Readjustment and Medical Separation

Time seems to fly while I’m at home, and I haven’t posted in a while.

The good news is: I’m finally gaining mobility and a wee bit of strength with my arm, and I’ve been fitted with leg braces, which help a lot with my walking issues.

The bad news is: I am definitively not going back to being a PCV in South Africa. My new official COS/Medical Separation date is 16 January 2014.

Being home has been wonderful, but also a bit difficult. Leaving South Africa in the way I did…little warning and no chance to wrap up projects and say real goodbyes….it’s hard. Nearly traumatic at times. Readjustment to American life was a baptism by fire. It is still. Life hasn’t returned to a normal yet, and my mind is still very much in a South African PCV mode much of the time.

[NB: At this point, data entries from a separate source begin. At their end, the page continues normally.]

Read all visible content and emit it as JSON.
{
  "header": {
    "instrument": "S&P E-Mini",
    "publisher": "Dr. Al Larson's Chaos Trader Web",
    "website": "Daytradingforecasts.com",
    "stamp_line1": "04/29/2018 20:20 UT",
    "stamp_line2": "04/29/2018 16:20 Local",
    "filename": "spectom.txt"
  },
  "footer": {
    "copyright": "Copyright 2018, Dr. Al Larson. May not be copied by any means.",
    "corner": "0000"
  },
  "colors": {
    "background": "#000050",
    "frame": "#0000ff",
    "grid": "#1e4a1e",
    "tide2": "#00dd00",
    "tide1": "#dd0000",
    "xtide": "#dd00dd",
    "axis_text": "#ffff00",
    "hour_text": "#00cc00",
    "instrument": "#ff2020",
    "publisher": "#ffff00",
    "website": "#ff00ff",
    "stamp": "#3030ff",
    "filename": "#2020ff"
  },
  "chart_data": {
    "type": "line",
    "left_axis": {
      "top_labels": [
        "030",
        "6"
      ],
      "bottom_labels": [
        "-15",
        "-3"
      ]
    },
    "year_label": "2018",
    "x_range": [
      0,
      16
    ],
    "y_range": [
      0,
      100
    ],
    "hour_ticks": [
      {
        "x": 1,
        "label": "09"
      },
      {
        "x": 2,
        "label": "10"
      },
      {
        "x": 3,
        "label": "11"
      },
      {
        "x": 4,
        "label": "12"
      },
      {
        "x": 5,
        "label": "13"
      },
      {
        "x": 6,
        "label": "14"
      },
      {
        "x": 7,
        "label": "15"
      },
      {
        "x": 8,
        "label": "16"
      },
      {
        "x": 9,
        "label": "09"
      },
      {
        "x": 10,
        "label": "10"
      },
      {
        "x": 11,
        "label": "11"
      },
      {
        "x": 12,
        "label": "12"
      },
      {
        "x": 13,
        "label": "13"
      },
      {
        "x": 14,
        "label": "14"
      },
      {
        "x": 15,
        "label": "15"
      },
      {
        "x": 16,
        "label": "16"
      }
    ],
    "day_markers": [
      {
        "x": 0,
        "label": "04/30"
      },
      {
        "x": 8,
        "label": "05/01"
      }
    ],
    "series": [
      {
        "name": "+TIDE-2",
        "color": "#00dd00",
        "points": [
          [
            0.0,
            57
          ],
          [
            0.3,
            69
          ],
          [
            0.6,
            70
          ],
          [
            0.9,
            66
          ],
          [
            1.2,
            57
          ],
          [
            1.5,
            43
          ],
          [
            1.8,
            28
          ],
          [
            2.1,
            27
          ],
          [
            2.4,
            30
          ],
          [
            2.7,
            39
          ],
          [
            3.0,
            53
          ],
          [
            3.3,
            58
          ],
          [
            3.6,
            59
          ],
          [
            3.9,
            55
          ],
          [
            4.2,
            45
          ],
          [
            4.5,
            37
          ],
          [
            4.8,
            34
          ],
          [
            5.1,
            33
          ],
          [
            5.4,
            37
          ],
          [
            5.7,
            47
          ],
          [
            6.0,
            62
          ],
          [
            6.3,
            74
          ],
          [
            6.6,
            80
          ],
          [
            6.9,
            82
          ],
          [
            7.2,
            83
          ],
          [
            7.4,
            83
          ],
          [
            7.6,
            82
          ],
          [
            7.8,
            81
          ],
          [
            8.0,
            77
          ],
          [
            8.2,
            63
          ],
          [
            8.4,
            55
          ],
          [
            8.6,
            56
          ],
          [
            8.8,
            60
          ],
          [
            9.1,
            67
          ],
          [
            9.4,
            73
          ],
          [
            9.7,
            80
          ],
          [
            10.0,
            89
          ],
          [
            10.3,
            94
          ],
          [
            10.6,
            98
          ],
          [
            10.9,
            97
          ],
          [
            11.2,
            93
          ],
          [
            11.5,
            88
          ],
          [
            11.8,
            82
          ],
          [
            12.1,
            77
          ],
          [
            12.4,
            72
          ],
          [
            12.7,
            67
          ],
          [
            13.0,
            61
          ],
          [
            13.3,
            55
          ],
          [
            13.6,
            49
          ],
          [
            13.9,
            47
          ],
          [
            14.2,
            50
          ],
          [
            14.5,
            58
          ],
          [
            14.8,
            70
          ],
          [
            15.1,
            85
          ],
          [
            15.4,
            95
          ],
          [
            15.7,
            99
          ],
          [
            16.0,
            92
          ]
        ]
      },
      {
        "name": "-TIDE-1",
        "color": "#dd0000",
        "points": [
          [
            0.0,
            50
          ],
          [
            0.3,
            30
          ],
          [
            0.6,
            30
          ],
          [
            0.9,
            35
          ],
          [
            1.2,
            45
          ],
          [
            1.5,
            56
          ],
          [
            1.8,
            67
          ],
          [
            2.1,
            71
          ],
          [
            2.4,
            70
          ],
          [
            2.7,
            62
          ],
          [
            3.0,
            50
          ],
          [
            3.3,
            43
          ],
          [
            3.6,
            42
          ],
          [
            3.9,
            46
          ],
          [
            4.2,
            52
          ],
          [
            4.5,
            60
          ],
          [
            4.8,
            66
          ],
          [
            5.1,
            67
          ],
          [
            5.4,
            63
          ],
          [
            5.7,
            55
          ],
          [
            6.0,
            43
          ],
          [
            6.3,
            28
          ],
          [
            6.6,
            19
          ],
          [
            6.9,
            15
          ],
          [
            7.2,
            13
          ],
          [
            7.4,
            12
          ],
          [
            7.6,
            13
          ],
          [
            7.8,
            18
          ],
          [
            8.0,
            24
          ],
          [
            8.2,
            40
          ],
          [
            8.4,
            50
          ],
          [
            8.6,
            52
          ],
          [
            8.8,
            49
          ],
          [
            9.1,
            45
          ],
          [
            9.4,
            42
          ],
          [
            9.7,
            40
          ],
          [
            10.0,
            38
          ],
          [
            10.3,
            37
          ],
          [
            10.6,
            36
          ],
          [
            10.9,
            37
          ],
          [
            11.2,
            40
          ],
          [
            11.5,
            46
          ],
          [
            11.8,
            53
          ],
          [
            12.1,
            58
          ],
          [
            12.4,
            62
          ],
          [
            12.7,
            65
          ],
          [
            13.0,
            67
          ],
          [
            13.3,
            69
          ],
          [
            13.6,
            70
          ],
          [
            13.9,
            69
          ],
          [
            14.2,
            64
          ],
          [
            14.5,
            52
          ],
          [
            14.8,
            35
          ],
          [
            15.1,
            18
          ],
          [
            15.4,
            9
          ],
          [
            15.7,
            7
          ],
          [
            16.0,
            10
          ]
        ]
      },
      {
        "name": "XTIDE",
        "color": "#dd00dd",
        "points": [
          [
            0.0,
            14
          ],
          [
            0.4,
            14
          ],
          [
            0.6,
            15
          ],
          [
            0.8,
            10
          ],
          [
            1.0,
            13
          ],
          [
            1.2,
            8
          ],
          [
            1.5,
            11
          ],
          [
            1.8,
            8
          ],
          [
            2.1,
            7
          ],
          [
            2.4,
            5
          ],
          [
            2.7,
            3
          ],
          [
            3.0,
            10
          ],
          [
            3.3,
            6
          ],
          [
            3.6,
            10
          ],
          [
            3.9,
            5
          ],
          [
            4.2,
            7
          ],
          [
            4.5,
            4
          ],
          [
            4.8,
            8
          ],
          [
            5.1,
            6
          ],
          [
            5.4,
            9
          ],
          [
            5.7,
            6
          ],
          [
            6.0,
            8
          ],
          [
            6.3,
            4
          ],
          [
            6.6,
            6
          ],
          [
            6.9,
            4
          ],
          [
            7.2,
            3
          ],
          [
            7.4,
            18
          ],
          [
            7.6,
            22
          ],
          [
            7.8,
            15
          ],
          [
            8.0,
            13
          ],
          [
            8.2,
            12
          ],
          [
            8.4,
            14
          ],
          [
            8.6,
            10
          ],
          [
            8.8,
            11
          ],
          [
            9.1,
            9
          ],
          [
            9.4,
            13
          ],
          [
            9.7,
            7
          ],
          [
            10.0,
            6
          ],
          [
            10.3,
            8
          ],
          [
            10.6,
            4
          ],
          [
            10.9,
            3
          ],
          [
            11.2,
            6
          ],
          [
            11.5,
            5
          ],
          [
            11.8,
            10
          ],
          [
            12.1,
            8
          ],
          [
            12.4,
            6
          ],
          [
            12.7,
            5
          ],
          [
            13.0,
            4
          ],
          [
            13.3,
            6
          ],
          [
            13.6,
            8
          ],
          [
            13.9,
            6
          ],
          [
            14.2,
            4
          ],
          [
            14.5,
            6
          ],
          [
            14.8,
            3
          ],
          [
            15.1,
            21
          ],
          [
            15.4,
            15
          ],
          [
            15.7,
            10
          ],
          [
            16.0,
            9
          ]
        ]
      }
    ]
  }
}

I catch little differences often. Like how I completely ignore the gas gauge and speedometer when driving, since I’ve scarcely driven in the past 2.5 years. Or how I still second-guess which side of the car to get into. I struggled at first to shut lights off when I left a room, because I was so used to living in one room with a light that a scarcely used. And how I often forgot to shut the bathroom door at first, since my pit latrine at site didn’t have one. There are lots of little things like this that I catch myself doing (or saying) which are very much PC/South African/etc. Thankfully, my family is forgiving and deals with my quirks.

I never imagined I would be facing medical separation from Peace Corps. Even after I broke my shoulder, I thought I’d be back at site within the allotted time. Now, I realize that was completely unrealistic. I’m still in intensive physical therapy, and will be until probably March. It’s frustrating that the recovery timeline wasn’t clearly communicated to me while in SA, by the surgeon. But I am very thankful I was medevac’d because I’m getting great treatment here, and am not dealing with an injured shoulder at site. It seems that I’ll be recovering fully, which is a blessing.

I deal with a lot of PC guilt…common among volunteers and exacerbated by the loose ends I was forced to leave behind. There’s not much I can do about it though, besides ignore it.

Now I have to face the “real world” and find some work. I don’t enjoy job hunting, and was looking forward to postpone it until much later this year. However, the real world is knocking!